Es ist Dienstagmittag, lunch time, es wäre exakt jetzt die Zeit, in der es drauf ankommt: Würde man einen Platz im Grill Room bekommen? Oder würde man von Niccolini oder seinem Partner von Bidder (oder von einem ihrer Unterlinge) rüber in den Pool Room geschickt werden. Bis heute gern erzählt in der Stadt: Wie der Hollywood-Agent Michael Ovitz mal zum Mittagessen in den Pool Room gesetzt wurde und daraufhin den Laden verklagte. Wegen des seelischen und finanziellen Schadens, den er erlitten habe. Am Abend, zur dinner time, drehten sich die Verhältnisse um, aber mittags galt der Pool Room als „Sibirien“, schreibt Graydon Carter im Auktionskatalog. Graydon Carter ist der mächtige Chefredakteur des auf Mächtige oder zumindest Reiche spezialisierten Magazins „Vanity Fair“. Als er das noch nicht war und zu den anderen Nobodys in den Pool Room verbannt wurde, fand er allerdings, dass dies das prachtvollste Sibirien der Welt sein müsse. Ein Riesenraum, sechs Meter hohe Wände und in der Mitte das große, viereckige Wasserbecken, in das als erste Sophia Loren hinein fiel, ganz aus Versehen, versteht sich. 1961 war das, also nur ein paar Jahre, nachdem Kollegin Anita Ekberg in „La Dolce Vita“ mit ihrem Tanz im Trevi-Brunnen vorgelegt hatte. Ein Jahr darauf sollte John F. Kennedy an diesem Pool seinen 45. Geburtstag feiern, bevor Marilyn Monroe im Madison Square Garden „Happy birthday, Mr. President“ hauchte – und was auch immer dann noch zwischen den beiden in jener Nacht geschah.
Und jetzt?
Jetzt möchte man sich in dem Gewässer am liebsten leise ertränken, um den Kummer nicht weiter mit ansehen zu müssen.
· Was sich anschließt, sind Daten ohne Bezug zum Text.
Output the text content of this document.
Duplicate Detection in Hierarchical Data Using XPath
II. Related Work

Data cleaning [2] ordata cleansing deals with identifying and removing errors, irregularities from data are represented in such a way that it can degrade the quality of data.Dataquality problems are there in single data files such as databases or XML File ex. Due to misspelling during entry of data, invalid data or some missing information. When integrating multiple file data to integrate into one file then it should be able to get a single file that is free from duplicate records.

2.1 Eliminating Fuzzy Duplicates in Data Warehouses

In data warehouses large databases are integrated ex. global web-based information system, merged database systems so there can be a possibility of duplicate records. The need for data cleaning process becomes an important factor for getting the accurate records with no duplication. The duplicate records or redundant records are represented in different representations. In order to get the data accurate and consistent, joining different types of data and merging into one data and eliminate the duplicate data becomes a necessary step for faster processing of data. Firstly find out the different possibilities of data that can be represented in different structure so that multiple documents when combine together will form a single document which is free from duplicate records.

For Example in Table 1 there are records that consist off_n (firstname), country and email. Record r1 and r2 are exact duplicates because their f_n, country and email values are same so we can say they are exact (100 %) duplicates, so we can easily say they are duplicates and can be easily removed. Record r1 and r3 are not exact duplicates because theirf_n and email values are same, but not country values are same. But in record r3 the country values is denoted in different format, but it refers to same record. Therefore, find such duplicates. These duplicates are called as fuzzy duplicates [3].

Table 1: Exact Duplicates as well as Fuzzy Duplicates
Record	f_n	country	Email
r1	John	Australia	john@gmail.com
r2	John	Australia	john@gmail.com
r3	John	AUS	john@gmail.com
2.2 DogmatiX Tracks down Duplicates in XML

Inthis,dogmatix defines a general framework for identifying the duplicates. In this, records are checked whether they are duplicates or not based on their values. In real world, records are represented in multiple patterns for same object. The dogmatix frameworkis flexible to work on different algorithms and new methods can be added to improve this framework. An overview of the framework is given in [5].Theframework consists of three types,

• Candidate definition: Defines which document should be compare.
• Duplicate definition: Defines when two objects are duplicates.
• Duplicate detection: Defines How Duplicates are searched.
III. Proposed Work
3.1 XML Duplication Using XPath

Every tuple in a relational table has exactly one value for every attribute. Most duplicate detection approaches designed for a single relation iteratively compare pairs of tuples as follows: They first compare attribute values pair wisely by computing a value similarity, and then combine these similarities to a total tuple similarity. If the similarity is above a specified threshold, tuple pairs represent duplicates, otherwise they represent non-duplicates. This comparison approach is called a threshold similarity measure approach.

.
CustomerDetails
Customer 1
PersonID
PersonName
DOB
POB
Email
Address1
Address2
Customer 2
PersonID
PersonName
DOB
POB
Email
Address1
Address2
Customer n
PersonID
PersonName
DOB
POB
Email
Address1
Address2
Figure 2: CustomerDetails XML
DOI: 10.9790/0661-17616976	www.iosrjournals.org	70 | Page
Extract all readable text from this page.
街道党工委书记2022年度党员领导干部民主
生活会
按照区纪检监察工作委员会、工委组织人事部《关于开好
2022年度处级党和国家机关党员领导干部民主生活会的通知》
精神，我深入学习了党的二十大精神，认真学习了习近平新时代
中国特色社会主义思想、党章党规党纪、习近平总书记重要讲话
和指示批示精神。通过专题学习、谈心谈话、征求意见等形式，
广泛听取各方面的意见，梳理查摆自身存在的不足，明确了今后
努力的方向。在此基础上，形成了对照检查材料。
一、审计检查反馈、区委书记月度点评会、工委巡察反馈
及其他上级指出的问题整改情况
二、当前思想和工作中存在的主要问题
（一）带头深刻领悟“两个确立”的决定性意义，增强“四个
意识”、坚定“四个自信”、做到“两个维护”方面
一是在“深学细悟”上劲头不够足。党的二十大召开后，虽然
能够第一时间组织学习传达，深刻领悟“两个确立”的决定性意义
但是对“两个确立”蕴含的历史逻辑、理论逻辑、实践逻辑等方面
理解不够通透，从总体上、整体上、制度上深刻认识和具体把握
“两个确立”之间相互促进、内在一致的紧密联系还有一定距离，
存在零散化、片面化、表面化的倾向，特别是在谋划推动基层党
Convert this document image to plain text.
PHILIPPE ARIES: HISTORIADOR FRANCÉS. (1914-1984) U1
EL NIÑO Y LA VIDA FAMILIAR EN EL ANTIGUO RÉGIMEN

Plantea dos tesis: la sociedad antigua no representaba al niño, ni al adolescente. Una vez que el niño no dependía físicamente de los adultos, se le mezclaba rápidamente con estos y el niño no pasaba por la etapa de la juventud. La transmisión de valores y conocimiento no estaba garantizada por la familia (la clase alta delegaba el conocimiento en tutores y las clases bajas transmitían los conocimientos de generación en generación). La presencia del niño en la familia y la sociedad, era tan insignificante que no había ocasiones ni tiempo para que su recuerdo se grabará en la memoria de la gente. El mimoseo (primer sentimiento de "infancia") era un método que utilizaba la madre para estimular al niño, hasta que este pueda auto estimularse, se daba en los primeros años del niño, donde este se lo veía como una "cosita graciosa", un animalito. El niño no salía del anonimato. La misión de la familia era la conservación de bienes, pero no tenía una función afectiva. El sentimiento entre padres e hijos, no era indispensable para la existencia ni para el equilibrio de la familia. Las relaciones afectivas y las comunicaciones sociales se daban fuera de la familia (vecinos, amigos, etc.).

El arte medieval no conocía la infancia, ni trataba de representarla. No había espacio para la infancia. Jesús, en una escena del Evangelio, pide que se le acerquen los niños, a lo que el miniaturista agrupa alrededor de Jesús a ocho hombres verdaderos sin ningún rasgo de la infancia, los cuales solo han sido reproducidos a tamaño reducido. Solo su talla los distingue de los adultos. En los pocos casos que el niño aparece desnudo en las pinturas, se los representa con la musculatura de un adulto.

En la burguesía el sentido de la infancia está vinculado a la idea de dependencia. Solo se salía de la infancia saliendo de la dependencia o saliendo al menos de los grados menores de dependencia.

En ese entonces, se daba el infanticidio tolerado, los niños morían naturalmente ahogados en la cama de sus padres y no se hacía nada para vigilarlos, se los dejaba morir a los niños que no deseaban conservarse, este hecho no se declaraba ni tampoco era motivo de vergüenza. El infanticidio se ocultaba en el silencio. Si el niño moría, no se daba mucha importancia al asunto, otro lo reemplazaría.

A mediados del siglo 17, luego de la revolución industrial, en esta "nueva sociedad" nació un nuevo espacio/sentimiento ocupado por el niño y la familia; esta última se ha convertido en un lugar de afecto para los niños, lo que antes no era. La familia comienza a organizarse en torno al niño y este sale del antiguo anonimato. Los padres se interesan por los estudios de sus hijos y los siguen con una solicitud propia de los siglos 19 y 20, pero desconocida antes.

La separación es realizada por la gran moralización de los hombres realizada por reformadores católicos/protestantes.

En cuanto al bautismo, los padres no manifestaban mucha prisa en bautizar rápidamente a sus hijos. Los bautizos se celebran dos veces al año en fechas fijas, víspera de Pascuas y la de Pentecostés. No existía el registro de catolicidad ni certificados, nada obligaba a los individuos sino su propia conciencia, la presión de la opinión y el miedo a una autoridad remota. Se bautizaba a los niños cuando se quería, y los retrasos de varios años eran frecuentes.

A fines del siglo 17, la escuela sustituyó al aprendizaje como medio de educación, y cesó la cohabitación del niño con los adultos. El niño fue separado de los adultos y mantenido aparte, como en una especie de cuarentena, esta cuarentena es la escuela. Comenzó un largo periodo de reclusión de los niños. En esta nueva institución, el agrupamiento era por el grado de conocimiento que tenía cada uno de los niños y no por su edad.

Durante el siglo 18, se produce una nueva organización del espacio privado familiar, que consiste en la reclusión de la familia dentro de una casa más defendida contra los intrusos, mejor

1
Auf dem Rand des Pools steht ein vergessenes Wasserglas, jemand hat seine Füße hochgelegt, und vorne murmelt ein müde gewordener Auktionator ein ums andere Set von Tellern, Gläsern und silbernen Brotkörben dem Zuschlag entgegen. Alles muss raus. Jedes Messer, jede Gabel, jeder Löffel. Auch die Aschenbecher, die nun schon so lange gar nicht mehr in Gebrauch gewesen sind. 1000 sind geboten, zwölfhundert, hör ich vierzehnhundert, SECHzehnhundert… Dieses gleichzeitig permanent aufregende und brutal einschläfernde Auktionatorengebrabbel füllt nun den Raum, der noch vor wenigen Tagen so etwas wie der Nachbarschaftstreff der Upper East Side war.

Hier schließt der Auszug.